Related: Read the transcript of a Maclean’s panel about women in Canadian politics

Earlier this month, Women’s Equality hosted their first fundraiser at Conway Hall in London, which sold out in a day. Four hundred people—nearly all women, with a smattering of men—paid $50 each to watch Toksvig perform a stand-up set on the history of women’s equality. Afterward, Mayer and Toksvig outlined the party’s basic platform, which is to focus on equal representation for women in politics, business and education, as well as equal treatment of women in media, equal parenting rights, equal pay and an end to violence against women.

The party will have its official launch next September, and there have been strong rumours that Toksvig will announce her bid for London mayor on or around that time. “I can’t be worse than Boris,” she joked at the fundraiser, further fuelling the speculation.

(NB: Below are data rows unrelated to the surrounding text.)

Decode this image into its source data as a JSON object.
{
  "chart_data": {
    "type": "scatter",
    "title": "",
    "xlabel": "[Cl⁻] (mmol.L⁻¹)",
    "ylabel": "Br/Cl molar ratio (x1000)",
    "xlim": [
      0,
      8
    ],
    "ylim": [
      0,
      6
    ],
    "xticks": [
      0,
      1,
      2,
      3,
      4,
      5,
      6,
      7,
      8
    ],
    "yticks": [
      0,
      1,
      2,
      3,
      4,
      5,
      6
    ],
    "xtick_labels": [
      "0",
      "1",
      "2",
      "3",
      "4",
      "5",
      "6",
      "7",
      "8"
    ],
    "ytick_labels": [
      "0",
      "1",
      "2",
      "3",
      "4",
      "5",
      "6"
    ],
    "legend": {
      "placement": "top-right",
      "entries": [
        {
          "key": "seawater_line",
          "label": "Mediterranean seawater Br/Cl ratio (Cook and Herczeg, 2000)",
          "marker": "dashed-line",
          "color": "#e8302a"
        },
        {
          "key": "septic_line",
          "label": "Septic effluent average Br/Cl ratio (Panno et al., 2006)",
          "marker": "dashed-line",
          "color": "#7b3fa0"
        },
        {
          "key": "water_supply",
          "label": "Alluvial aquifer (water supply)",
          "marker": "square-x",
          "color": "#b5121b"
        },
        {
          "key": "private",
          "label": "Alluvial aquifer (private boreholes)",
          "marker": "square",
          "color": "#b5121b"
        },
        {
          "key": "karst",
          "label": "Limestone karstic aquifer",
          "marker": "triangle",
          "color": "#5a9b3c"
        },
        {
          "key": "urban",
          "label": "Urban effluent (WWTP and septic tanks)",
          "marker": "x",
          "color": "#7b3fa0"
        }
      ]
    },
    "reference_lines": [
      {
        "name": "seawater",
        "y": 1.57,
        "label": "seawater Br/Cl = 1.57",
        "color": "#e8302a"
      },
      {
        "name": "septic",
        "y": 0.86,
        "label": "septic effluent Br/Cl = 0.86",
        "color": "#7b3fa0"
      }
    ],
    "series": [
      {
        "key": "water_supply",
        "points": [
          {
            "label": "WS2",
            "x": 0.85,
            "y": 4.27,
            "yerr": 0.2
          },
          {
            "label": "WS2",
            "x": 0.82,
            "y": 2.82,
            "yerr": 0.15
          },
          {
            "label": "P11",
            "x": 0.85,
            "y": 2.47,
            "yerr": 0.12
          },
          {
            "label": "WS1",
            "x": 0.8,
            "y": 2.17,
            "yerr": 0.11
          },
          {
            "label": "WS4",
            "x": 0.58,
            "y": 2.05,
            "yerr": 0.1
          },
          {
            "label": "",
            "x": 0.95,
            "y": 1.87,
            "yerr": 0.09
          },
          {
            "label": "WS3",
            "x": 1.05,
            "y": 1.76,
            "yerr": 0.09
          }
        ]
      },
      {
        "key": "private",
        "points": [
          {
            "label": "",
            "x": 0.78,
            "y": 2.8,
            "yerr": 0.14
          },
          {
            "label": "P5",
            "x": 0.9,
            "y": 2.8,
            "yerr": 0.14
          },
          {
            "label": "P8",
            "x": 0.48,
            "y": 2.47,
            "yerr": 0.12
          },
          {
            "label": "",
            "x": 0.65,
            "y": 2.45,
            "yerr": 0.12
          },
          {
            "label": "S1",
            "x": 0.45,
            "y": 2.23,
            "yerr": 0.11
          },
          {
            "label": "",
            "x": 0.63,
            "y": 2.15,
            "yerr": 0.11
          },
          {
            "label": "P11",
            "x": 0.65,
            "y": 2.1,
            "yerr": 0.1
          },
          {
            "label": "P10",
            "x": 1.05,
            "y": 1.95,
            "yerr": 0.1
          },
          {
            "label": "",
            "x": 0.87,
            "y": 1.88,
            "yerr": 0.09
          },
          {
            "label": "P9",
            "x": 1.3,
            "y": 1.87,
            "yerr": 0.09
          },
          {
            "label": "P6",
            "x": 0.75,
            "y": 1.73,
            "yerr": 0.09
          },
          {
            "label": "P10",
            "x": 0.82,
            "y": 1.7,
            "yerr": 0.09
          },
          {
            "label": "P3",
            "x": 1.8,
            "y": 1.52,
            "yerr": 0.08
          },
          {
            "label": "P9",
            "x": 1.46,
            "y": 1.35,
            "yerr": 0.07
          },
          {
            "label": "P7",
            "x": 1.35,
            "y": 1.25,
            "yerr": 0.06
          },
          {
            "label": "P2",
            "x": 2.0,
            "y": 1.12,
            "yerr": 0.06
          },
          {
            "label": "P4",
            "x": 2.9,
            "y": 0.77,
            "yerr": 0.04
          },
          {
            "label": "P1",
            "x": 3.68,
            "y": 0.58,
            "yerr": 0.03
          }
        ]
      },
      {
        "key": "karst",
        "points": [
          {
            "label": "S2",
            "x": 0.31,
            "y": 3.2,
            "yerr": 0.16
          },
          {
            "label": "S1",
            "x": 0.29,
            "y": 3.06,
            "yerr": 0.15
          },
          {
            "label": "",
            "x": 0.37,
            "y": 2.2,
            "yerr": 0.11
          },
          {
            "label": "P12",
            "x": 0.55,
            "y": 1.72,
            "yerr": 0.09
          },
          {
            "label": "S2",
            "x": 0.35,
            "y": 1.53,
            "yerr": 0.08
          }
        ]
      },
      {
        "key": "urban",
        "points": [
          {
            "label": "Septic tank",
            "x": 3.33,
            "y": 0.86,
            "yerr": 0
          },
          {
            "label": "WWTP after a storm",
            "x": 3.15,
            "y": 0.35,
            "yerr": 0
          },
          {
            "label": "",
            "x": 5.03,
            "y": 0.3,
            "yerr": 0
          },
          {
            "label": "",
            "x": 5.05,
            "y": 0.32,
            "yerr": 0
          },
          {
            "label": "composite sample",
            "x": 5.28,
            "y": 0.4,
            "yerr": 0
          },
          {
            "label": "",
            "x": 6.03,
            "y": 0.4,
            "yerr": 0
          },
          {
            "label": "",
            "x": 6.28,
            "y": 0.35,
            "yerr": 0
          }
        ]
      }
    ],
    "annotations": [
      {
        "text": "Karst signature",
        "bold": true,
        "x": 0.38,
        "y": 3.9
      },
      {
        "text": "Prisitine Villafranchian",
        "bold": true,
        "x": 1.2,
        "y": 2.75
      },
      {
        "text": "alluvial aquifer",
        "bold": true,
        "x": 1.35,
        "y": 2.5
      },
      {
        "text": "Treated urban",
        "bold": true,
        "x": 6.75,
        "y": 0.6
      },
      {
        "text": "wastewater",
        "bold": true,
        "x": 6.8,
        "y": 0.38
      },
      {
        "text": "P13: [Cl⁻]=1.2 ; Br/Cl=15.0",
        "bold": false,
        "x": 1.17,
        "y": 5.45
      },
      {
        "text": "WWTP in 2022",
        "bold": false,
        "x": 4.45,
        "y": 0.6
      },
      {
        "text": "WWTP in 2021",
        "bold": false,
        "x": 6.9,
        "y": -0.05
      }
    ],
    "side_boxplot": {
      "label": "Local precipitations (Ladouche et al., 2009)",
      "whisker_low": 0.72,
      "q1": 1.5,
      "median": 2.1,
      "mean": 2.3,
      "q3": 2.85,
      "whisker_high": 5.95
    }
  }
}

In an interview, Mayer tells Maclean’s that the party aims to run candidates in the 2020 election and that it is actually not a single-issue party despite the single-issue name. “We will promote our objectives with a laser-like focus and win because we are building the broadest of support bases,” she said. “We aim to galvanize people—yes, very much including men—from all walks of life, ages, backgrounds, ethnicities, beliefs and experiences, because equality is better for everyone.”

There are other examples of similar parties around the world. Sweden’s Feminist Party, for instance, has one member in the European Parliament and just five per cent of the vote, but has “significantly shifted the national discourse,” Moore notes. In 2014, a Women’s Equality Party was launched in New York, founded, oddly enough, by Gov. Andrew Cuomo.

Organizers are eager to suggest that the WE is non-partisan, wholly inclusive and has no alliances with any of the major political parties, but naturally not everyone is delighted by the idea. There has been eye-rolling from the expected socially conservative corners and Toksvig told an audience at last month’s Hay on Wye festival that “the trolls are out,” spewing abuse against her and the party on social media.

Kate Maltby, a blogger for the Telegraph, claimed the idea would “ruin feminism” as she knew it, and imperil the advancement of women’s rights by fragmenting the British electorate even further. “Moore’s vision of a major feminist party in Parliament is a trivial fantasy,” she wrote, “but what makes it a nightmare for me is a glimpse of a world in which feminists don’t bother to join the real parties.”

But Moore, for her part, is unfazed by such criticism. The real issue, she says, is greasing the wheels of social progress, which have been creaking along for decades on the issues she’s most passionate about. “We can’t wait for the system to adjust itself; it’s taking too long. We have to push it, and if we have to do it the only way the major parties understand—by taking their votes—then that’s exactly what we’ll do.”